Cedars-Sinai in Los Angeles, one of the most visible U.S. hospitals and research institutions, is adding to its data security strategy through the adoption of Bottomline's Healthcare Privacy and Data Security solution.
The solution aims to keep pace with evolving threats to privacy and to help hospitals maintain compliance with HIPAA and HITECH. It does so by providing a way to monitor and analyze user behavior across multiple systems and applications, the company says, so that malicious or negligent activity can be identified as it occurs. It aims to uncover outsiders posing as internal employees, employee misconduct, or unintentional misuse that could put patient data at risk.
Going live with HealthKit
The announcement comes on the heels of Cedars-Sinai's integration of its Epic electronic health records system with Apple's HealthKit, another notable project that went live this month. Some of the hospital's IT goals involved in using HealthKit have been to free-up developers to work on additional projects such as analytics, and to put patients in control of the data they provide to caregivers in order to improve compliance with federal EHR directives.
Following what has been touted as the largest HealthKit integration yet, Cedars-Sinai will have more data than ever to protect, and that is where its new data security solution comes in.
The hospital notes that its privacy and compliance experts will now have specific tools and analytics at their disposal through Bottomline, including screen-by-screen replay of users' activity, which could serve as evidence in an investigation.
In addition, the solution serves as a deterrent to malicious activity by acting as a sort of digital surveillance camera.
"After an extensive review, we selected Bottomline's Healthcare Privacy and Data Security solution because it is the only one that non-invasively monitors user behavior across networks and applications in real time, while minimizing the incidence of false positives," Darren Dworkin, Chief Information Officer of Cedars-Sinai, said in a prepared statement.

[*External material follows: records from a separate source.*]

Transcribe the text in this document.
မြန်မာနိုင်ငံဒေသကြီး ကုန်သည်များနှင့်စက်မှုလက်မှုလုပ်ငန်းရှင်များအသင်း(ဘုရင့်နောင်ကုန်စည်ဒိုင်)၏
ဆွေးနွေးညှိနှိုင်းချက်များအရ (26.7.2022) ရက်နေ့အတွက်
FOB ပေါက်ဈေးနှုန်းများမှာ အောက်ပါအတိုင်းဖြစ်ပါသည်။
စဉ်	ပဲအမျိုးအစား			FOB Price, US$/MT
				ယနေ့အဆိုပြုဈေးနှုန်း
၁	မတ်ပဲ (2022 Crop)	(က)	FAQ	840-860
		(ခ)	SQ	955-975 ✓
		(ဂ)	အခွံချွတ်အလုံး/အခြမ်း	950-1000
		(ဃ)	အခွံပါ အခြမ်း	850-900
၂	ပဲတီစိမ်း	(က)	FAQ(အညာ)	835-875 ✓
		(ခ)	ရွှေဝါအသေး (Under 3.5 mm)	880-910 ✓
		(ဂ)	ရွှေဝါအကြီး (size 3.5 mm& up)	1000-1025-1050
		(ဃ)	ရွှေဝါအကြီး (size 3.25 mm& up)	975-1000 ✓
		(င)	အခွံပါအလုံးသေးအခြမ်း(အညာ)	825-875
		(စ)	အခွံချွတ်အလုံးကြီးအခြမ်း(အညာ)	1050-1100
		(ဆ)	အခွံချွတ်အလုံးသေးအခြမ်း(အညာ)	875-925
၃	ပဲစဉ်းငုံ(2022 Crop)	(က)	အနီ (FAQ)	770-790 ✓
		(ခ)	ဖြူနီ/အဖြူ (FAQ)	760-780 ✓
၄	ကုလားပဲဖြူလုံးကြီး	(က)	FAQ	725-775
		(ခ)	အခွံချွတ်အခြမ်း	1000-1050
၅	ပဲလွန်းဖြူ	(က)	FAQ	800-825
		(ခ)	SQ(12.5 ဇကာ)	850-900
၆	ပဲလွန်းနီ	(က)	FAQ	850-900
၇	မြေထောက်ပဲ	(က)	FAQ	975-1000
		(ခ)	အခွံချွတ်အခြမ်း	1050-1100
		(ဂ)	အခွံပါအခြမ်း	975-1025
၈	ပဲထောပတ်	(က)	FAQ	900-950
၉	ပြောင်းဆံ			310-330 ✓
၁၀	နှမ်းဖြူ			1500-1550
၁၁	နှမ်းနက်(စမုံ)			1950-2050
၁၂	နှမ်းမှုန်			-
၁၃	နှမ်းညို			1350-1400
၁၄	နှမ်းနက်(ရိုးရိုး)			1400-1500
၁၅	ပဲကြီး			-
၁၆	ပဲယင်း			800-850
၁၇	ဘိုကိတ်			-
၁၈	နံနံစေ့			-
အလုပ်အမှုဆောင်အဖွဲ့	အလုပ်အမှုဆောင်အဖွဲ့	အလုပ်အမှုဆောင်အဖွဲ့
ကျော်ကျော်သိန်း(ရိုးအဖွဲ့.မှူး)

He notes that log file data only provides a partial picture of user behavior and that it's time-consuming to analyze. "To enhance protection of patient data, healthcare organizations must have the best technology solutions in place to detect and stop suspicious behavior in real time, before an incident occurs," he says. "The Bottomline Healthcare Privacy and Data Security solution offers unique capabilities for a previously unaddressed aspect of patient privacy."
Patient-driven privacy
Dworkin has been noted in the media to take a stance on both security and data sharing in which patients lead the way. When he spoke at last fall's annual Safeguarding Health Information conference in D.C., Dworkin told attendees that patient expectation, rather then healthcare regulations, would drive patient data security and that the issue would become whether "their expectations have been met."
More recently, Dworkin echoed similar sentiments when discussing how Cedars-Sinai plans to use HealthKit. "It will be directed by patient activity," Dworkin told Health Data Management. "If we see lots of patients uploading weight information, we’re going to jump into that and perhaps build some clinical program around it. We're going to follow the patients."